The journey through cancer treatment has changed every aspect of Allison’s life. She’s the first to admit she never thought she’d be grateful for cancer, but that she is, in fact, supremely grateful and wouldn’t change a thing. She hears daily from people impacted by the Chemo-Ho series and is currently working on a comedic memoir about dating before, during and after cancer.
Her health is now a top priority, leading to an additional line of work – as a personal trainer. Grateful for her body, Allison has given up the negative self-talk that seems to plague all women and is in the best shape of her life.
“When her last treatment was over, a week later, along with 1,800 other people, she was bicycling through the Rockies,” says her father, with obvious admiration. “It’s phenomenal.”
Joining the Enbridge Ride to Conquer Cancer was Allison’s way of celebrating the end of treatment and the amazing capabilities of her body. “I wanted to do something for me, to prove to myself and my body that I was healthy,” she says. “The ride was the most amazing weekend of my life. I realized that cancer affects everyone and we are all in it together.”

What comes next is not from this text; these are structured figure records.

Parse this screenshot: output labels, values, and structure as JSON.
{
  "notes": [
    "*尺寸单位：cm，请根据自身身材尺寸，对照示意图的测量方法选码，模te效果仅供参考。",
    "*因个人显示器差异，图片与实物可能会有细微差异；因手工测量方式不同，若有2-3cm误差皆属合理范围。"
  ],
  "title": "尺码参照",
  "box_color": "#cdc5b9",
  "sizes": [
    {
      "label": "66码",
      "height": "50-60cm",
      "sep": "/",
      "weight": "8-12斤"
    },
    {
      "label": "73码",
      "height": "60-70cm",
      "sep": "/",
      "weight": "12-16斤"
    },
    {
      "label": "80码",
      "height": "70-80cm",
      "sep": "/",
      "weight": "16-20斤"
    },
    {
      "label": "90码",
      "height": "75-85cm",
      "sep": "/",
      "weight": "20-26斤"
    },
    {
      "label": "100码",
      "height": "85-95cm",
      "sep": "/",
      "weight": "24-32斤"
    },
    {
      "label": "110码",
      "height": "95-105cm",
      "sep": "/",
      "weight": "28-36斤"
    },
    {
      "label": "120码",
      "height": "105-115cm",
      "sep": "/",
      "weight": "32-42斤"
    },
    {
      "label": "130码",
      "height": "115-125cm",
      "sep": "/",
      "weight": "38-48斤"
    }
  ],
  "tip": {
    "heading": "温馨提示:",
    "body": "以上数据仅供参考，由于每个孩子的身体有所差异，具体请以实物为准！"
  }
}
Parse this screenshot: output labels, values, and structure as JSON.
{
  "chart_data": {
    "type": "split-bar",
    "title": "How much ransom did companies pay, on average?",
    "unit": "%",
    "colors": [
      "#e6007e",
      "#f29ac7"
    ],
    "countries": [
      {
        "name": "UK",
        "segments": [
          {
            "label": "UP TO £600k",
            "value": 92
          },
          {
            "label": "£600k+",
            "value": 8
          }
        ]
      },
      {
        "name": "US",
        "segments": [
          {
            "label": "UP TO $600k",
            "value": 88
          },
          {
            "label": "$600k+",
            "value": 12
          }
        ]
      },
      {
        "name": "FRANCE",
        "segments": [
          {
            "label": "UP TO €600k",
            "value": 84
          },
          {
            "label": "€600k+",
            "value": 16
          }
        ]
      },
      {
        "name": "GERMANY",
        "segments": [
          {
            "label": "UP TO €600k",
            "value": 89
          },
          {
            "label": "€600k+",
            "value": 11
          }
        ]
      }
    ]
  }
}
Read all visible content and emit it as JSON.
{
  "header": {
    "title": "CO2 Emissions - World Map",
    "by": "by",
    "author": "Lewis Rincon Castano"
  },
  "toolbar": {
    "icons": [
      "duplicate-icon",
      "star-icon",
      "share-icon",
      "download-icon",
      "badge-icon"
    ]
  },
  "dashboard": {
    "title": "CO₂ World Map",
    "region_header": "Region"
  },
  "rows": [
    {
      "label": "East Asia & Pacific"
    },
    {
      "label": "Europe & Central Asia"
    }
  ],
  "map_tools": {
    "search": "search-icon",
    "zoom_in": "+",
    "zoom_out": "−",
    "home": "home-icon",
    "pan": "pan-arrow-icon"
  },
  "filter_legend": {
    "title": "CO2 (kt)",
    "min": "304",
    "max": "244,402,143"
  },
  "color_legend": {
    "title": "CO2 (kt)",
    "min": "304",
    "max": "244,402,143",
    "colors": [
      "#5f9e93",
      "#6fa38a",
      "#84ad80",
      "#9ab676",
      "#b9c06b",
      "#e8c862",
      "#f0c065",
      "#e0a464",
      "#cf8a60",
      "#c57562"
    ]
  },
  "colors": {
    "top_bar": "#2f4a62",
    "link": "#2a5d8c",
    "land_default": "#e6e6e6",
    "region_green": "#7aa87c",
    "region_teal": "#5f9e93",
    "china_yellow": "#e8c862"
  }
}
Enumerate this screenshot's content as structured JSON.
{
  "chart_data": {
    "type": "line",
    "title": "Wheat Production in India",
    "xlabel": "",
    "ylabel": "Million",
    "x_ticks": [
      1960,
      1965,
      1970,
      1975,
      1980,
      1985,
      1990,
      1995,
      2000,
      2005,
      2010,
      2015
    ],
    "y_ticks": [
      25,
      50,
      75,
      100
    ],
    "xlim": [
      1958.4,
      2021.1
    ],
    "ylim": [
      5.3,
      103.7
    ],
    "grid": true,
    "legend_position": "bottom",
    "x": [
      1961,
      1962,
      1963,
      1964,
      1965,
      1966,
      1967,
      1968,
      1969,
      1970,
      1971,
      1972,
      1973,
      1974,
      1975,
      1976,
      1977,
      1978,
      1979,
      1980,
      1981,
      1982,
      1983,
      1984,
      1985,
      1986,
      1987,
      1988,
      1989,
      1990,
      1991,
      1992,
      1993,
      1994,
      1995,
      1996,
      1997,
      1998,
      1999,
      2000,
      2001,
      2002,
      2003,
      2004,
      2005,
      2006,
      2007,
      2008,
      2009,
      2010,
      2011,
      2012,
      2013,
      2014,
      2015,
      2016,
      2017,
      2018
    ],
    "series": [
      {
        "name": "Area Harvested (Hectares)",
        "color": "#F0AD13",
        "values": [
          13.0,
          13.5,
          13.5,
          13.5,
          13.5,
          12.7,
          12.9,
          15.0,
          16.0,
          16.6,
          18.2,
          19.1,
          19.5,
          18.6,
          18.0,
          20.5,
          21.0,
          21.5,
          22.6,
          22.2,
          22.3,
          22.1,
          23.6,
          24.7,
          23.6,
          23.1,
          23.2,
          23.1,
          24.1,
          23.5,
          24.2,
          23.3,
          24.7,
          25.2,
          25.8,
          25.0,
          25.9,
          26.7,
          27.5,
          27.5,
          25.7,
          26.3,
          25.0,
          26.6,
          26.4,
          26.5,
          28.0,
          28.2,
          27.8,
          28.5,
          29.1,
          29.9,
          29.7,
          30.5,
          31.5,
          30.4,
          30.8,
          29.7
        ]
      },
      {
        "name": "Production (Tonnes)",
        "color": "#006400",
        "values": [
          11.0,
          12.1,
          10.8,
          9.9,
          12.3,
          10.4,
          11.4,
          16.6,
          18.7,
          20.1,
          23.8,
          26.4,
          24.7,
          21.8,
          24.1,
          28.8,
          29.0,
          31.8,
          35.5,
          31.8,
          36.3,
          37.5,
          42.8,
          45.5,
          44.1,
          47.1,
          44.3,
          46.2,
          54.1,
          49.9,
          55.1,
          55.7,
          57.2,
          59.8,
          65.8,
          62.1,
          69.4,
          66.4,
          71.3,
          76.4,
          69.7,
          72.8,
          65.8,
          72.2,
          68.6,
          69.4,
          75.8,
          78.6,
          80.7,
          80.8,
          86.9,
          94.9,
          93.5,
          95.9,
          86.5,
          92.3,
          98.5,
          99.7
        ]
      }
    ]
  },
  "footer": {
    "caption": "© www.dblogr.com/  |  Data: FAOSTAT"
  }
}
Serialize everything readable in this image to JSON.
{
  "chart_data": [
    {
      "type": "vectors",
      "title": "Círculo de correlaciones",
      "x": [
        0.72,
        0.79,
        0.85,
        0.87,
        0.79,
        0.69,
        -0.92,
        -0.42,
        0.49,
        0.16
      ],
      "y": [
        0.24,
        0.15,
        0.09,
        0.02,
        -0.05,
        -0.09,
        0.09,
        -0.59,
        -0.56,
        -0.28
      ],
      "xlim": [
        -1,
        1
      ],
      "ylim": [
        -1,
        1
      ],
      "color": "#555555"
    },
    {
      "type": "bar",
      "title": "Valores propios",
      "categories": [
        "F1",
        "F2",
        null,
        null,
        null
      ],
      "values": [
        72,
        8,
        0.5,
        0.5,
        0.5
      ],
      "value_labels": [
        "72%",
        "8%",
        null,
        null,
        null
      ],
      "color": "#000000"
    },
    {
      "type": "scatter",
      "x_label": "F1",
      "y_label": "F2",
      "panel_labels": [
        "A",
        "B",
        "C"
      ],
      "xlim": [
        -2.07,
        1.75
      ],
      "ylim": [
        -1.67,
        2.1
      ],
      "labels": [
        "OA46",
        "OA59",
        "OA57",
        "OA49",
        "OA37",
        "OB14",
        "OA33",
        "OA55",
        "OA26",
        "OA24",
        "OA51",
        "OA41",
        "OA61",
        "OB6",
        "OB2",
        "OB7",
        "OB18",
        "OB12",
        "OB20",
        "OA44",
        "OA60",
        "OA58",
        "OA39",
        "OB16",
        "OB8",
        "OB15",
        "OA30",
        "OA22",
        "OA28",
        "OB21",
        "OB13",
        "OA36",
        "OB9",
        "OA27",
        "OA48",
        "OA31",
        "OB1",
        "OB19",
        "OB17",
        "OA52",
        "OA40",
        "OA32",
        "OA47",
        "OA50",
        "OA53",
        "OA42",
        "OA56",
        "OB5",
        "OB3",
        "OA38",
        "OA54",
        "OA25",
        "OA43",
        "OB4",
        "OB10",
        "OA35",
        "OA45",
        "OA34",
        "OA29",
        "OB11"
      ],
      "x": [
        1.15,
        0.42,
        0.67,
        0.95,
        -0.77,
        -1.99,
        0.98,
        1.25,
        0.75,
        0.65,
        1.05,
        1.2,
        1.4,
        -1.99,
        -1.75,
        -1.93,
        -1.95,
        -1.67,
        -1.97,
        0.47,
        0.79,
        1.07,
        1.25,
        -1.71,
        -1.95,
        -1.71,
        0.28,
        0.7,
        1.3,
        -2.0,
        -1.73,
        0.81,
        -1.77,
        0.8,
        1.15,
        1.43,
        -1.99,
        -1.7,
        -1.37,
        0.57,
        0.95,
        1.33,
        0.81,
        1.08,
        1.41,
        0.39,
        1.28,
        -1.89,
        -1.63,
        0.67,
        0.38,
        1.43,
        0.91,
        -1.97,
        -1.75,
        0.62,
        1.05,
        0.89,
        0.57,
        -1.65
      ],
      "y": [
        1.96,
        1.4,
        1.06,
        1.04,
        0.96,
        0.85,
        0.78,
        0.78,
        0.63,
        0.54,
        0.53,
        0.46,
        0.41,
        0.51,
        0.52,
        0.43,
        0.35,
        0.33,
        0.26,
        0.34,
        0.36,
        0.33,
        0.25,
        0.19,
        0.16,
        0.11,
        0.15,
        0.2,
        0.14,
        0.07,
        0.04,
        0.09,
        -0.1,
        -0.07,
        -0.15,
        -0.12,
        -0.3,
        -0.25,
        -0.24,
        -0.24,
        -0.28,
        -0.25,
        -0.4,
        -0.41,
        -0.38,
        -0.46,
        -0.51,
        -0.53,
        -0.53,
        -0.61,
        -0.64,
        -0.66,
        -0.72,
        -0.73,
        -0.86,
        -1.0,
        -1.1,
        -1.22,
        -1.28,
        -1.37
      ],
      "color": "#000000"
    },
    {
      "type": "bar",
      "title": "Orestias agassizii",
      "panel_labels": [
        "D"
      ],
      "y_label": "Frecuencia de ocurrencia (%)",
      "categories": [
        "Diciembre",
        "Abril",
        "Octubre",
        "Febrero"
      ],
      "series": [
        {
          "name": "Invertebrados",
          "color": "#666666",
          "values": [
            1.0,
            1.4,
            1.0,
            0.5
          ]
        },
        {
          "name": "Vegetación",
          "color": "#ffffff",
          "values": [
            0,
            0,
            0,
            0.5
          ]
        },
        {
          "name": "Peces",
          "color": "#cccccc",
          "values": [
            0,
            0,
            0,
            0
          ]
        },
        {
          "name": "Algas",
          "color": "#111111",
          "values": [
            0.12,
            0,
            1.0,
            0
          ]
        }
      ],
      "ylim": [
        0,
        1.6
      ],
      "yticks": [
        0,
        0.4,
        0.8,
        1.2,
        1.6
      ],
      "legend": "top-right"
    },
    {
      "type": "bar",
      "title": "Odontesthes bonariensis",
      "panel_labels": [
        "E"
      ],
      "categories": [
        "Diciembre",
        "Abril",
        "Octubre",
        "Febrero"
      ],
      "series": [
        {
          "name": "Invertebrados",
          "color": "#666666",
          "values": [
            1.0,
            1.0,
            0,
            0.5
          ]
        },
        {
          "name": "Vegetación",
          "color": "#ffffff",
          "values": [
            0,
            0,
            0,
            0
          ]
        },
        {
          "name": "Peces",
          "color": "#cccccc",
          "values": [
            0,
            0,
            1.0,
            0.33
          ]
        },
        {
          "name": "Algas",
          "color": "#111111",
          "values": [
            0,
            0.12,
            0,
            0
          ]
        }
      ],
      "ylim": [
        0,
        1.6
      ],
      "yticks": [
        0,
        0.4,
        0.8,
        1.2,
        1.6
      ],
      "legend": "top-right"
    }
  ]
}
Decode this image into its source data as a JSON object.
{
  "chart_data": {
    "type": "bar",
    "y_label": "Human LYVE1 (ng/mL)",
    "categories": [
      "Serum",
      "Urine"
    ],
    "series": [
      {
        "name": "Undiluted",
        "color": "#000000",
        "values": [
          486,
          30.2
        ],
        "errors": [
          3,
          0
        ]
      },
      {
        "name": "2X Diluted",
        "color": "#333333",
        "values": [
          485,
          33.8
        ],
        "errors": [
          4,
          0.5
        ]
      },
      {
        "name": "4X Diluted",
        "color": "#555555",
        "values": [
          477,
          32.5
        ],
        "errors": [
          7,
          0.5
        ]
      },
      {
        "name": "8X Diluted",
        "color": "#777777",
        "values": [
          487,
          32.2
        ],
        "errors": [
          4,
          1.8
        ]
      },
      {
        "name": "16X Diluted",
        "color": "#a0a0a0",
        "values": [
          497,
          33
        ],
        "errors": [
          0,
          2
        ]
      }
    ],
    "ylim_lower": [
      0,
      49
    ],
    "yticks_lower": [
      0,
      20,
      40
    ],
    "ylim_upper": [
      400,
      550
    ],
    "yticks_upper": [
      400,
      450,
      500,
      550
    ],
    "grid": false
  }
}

She’s also made her first film. Called Everybody Loves Boobs, it’s a funny take on a not-so-funny subject: how medicine has turned breast cancer into a product instead of a disease. In the film, Allison plays herself going through treatment for breast cancer, while participating in a bachelorette-type reality show. Her breasts become big business as network executives and sponsors use them to achieve fame and fortune.
The film is Allison’s way of talking about the politics of cancer, particularly about how some cancers seem to be more worthy of attention, and funding, than others. She sees cancer as cancer regardless of where it occurs in the body and points out that everyone on the chemo ward, or watching Chem-Ho, is going through the same experience.
The film also explores a common phenomenon for women with breast cancer. “When my treatment finished and the cancer was gone, I was asked if I wanted to be referred to a counsellor,” says Allison. Confused, Allison asked why and was told that many women don’t know how to identify themselves when they no longer have breast cancer.
Therein lies the beauty of Allison’s art. Her videos, film and memoir aren’t attempts to give advice – Allison laughingly claims that she’s just a big goofball, not a doctor – but reminders that when you’re living with cancer, you’re still you. You can laugh, wear silly wigs during chemotherapy, and hit on hot doctors who aren’t wearing wedding bands. As Allison puts it: “Don’t get sucked in. Just keep living your life. Because you’ll get through it.”